En los últimos días he convertido el balcón en mi oficina. Tiré una pila de periódicos a la basura y metí dentro del apartamento las macetas con los cóleos y los geranios. 8m². Suficiente para estar sobre el aire y no caer. De frente las aguas estancadas del río en el Paredón de los frailes, negras con los ribetes azules del cielo roto, el blanco de las garzas sumergido como morfina que se diluye y el arrebol rosáceo de la nubes reflejadas. Patos negros saliendo de las aguas. El paseo fluvial de la Ronda vacío. Ahora se oye más que nunca el paso de los coches sobre el puente de hierro. Vibra la estructura, el sonido de los neumáticos en las juntas de dilatación, como dos almas que se tocan. Esa es la música que oigo.

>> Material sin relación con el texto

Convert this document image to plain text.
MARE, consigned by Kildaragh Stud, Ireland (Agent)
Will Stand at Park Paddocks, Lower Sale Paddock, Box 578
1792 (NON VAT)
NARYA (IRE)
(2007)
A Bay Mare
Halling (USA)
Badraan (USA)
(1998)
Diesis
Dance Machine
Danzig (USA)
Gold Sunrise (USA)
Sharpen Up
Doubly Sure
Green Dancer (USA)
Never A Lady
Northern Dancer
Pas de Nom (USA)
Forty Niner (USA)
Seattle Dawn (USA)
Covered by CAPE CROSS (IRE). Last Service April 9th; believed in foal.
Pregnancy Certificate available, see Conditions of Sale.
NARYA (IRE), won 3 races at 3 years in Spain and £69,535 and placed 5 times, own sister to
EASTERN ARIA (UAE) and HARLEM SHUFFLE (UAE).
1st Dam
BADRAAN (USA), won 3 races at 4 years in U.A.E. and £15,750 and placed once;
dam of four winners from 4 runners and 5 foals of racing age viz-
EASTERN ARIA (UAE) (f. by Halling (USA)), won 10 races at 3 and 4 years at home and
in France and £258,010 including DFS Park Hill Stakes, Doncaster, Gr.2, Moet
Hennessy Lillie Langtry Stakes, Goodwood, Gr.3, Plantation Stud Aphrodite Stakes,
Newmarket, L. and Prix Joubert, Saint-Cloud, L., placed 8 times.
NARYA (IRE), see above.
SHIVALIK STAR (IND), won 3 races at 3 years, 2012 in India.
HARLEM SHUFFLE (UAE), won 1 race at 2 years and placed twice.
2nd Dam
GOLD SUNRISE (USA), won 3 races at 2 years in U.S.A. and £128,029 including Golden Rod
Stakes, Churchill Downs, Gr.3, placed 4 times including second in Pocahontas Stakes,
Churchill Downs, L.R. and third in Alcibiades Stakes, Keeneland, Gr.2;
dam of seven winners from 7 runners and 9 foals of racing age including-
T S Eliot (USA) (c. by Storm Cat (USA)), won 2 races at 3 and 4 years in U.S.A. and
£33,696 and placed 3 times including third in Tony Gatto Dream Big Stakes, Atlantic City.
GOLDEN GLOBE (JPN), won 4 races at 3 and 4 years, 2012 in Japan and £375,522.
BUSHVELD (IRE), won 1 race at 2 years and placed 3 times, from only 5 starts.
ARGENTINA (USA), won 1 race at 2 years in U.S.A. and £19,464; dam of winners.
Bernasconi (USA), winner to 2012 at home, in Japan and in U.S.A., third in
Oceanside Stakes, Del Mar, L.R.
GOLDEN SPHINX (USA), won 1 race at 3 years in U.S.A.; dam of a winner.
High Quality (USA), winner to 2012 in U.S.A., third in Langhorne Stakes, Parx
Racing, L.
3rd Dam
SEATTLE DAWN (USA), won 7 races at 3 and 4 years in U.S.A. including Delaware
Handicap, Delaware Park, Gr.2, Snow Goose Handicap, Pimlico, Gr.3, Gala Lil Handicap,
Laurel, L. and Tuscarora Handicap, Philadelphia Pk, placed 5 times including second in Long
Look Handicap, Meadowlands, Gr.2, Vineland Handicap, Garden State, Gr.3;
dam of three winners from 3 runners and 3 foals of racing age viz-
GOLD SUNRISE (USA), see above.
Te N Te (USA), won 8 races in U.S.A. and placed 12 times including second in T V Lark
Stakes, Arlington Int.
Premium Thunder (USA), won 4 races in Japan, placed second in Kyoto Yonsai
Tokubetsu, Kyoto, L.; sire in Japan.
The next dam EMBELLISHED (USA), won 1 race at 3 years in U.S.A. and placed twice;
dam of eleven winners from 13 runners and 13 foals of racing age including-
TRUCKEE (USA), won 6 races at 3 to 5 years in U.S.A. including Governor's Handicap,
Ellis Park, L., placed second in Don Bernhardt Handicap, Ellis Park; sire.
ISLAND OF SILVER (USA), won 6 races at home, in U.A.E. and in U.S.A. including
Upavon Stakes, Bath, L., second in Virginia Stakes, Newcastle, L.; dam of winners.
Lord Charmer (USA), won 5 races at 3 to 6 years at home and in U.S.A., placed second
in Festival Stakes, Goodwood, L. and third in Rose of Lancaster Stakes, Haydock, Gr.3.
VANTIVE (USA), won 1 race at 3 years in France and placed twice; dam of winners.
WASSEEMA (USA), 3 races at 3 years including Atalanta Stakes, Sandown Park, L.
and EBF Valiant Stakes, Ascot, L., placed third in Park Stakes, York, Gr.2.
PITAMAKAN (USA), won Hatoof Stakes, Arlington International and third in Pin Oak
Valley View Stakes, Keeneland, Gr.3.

¿Qué tienen estos días que no tienen otros?, se preguntaba Gustav Arnstein. Nada en particular, son días como los otros, y si son de primavera, sólo unos días de primavera más. Arnstein escribía una especie de diarios a los que llamó “Aguas estancadas”. Vivió en Viena durante cinco años encerrado sin salir de un apartamento de apenas 60m² en Leopoldstadt. Desde una de las ventanas  Arnstein saltó al Danuvio durante una redada de la Gestapo y ya nunca más se le volvió a ver. Este tipo no existió más que en un libro que a la vez no existió, pero pudo haber existido más allá de un libro que nunca se escribió.